Yippie Girl: Exploits in Protest and Defeating the FBI
By Judy Gumbo

About 50 years ago, Berkeley was a center of political tumult in the U.S. Starting with the Free Speech Movement in 1964 and continuing with protests against the war in Vietnam, thousands of counter-cultural activists flocked to Berkeley to protest the actions of the U.S. government and the corporatization of universities, and to work to make the word a better place.

Among them in 1967 was the 24-year-old Canadian now known as Judy Gumbo.

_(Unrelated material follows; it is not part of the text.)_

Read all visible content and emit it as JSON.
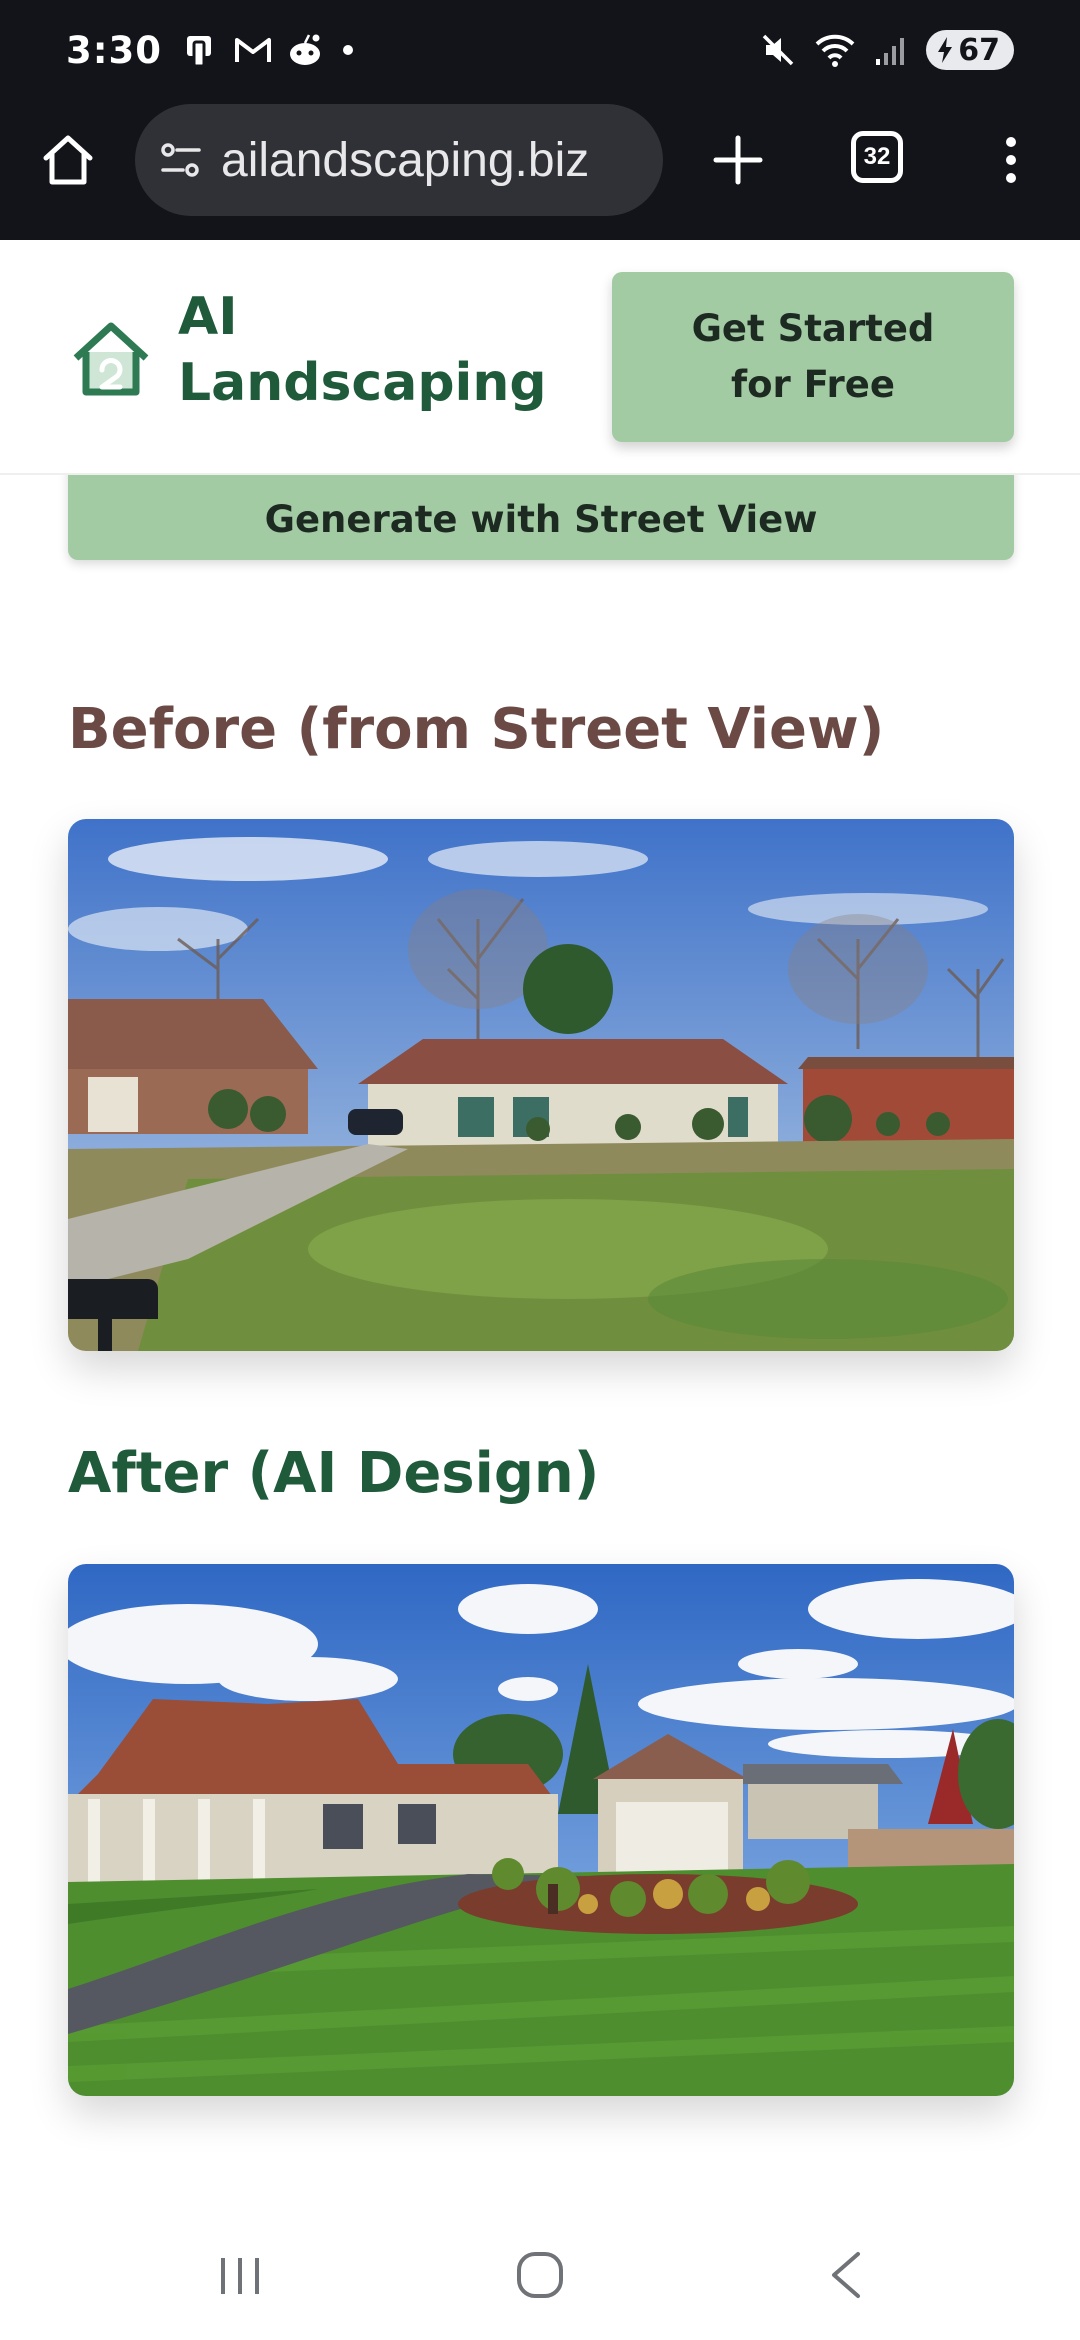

She was seemingly everywhere — part of the protests against the Democratic National Convention in Chicago that resulted in the Trial of the Chicago 7 (see her thoughts on Aaron Sorkin’s 2020 movie of that name), running a pig for president, protesting the destruction of People’s Park in 1969, and co-founding the Yippie Party. In 1972, the FBI described Gumbo as “the most vicious, the most anti-American, the most anti-establishment, and the most dangerous to the internal security of the United States.”

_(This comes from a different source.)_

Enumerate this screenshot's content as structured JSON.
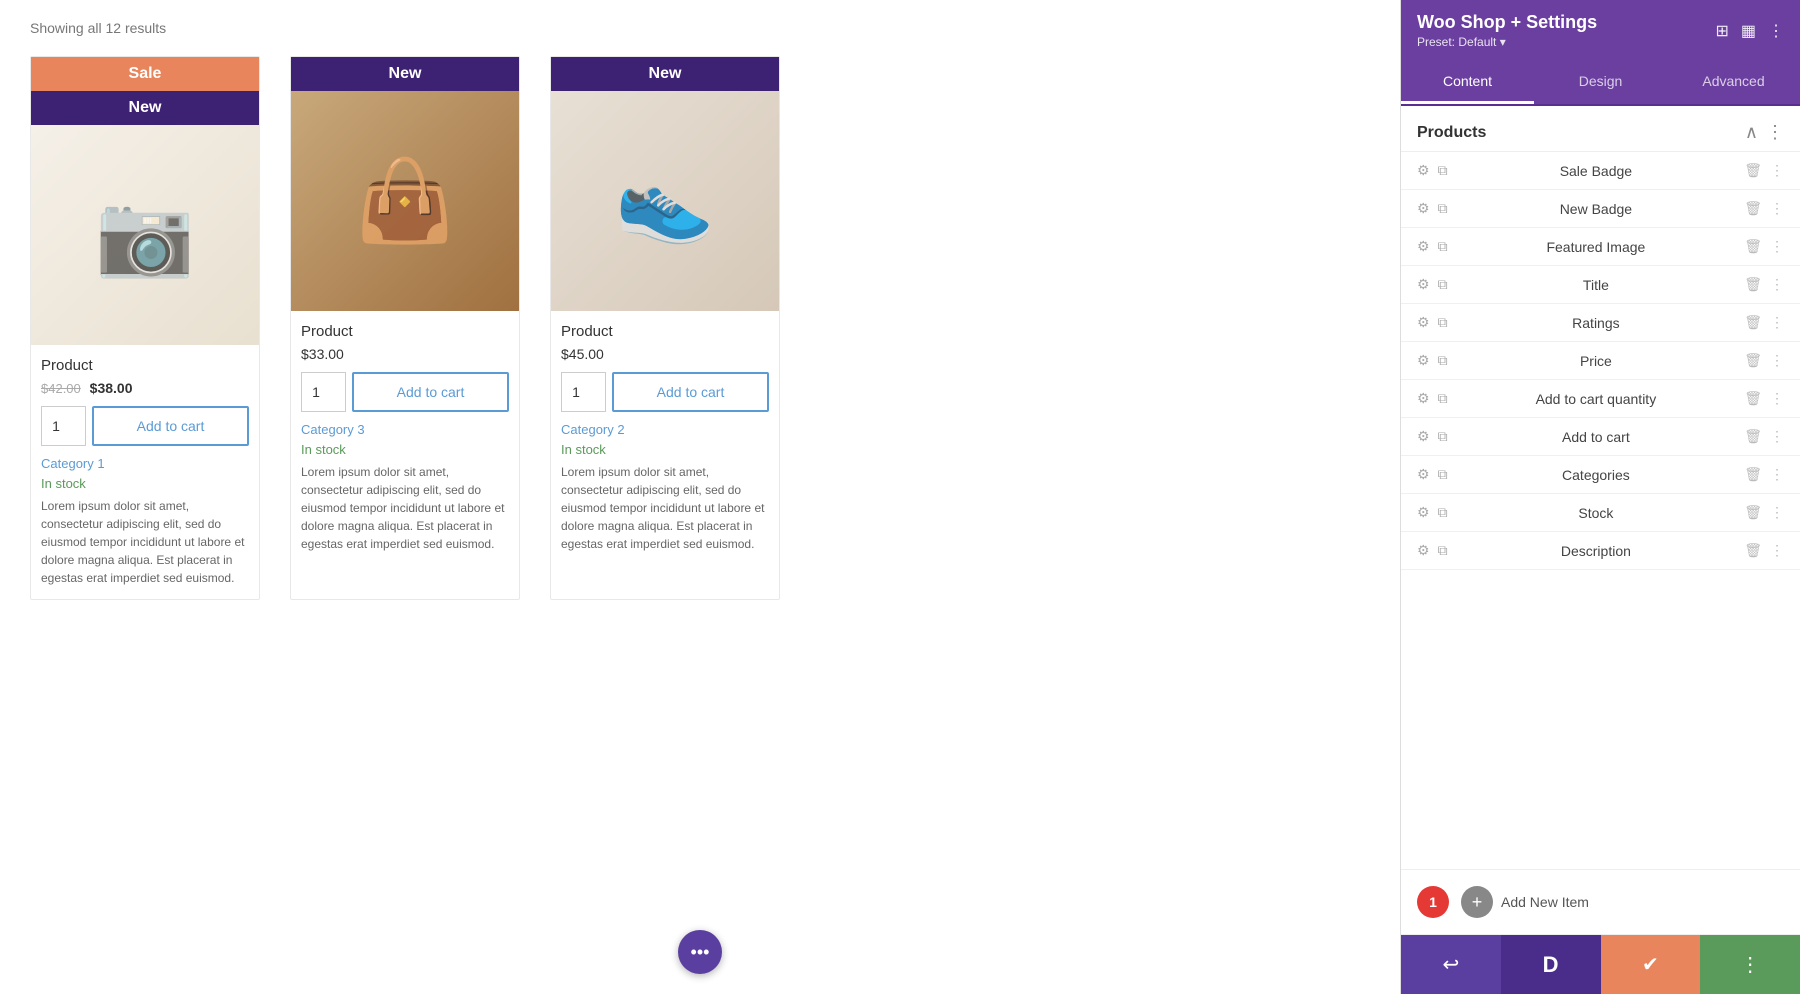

In Yippie Girl, Gumbo, who still lives in Berkeley, writes about her fellow radicals: Stew Albert, her husband and co-founder of the Yippie Party, Jerry Rubin, Abbie Hoffman, Bobby Seale and Eldridge Cleaver of the Black Panther Party (who was the one to bestow “Gumbo” as her nickname) and others.

My Little Plague Journal
By L. John Harris

L. John Harris, who is known in the culinary world as an author of two books on garlic and as a character in Les Blank’s film “Garlic Is As Good As Ten Mothers,” filmed on location at Chez Panisse and at the Gilroy Garlic Festival, calls himself a flâneur. The word is a “French noun meaning a person who strolls around idly with no purpose other than to observe the cultural milieu of the time.” It describes Harris’ pre-pandemic life, where he frequented Berkeley cafes, sojourned to Paris with regularity, ate sumptuous meals with friends, collected musical instruments and observed the East Bay’s cultural life.

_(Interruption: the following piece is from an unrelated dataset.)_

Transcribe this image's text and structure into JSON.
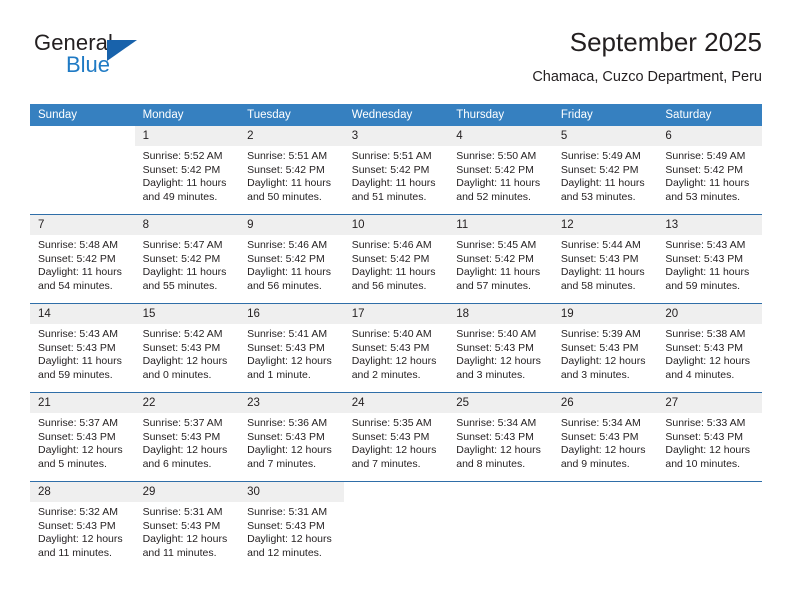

The onset of the coronavirus pandemic in March 2020 put a crimp in Harris’s wandering but not his musings, which he shares in My Little Plague Journal. Illustrated throughout with charming sketches of people in masks and Berkeley street life, as well as photos of Harris sitting in various chairs along the stretch of Shattuck Avenue that holds Chez Panisse, Cèsar, the Cheese Board and Saul’s Delicatessen, the book is a journal of Harris’ random thoughts about being locked up and isolated. In one section of the book, Harris watches a russet potato rot, and sketches it. At the end it has decayed so badly it vaguely resembles the actual coronavirus. Harris compares plagues. He sketches out the highlights of various calamities, from The Black Plague of the 14th century to an 1826 cholera pandemic to what he calls “The Red, White, & Blue Death” of 2020. He shares his concerns about Donald Trump and tries to launch a “Make America Eat Again” red MAGA hat campaign. Frustrated by his isolation, he created the Tailgate Café, two or three chairs in front of Chez Panisse and invites friends to visit. The latter section is a great excuse for name-dropping some of Berkeley’s high priests of culture.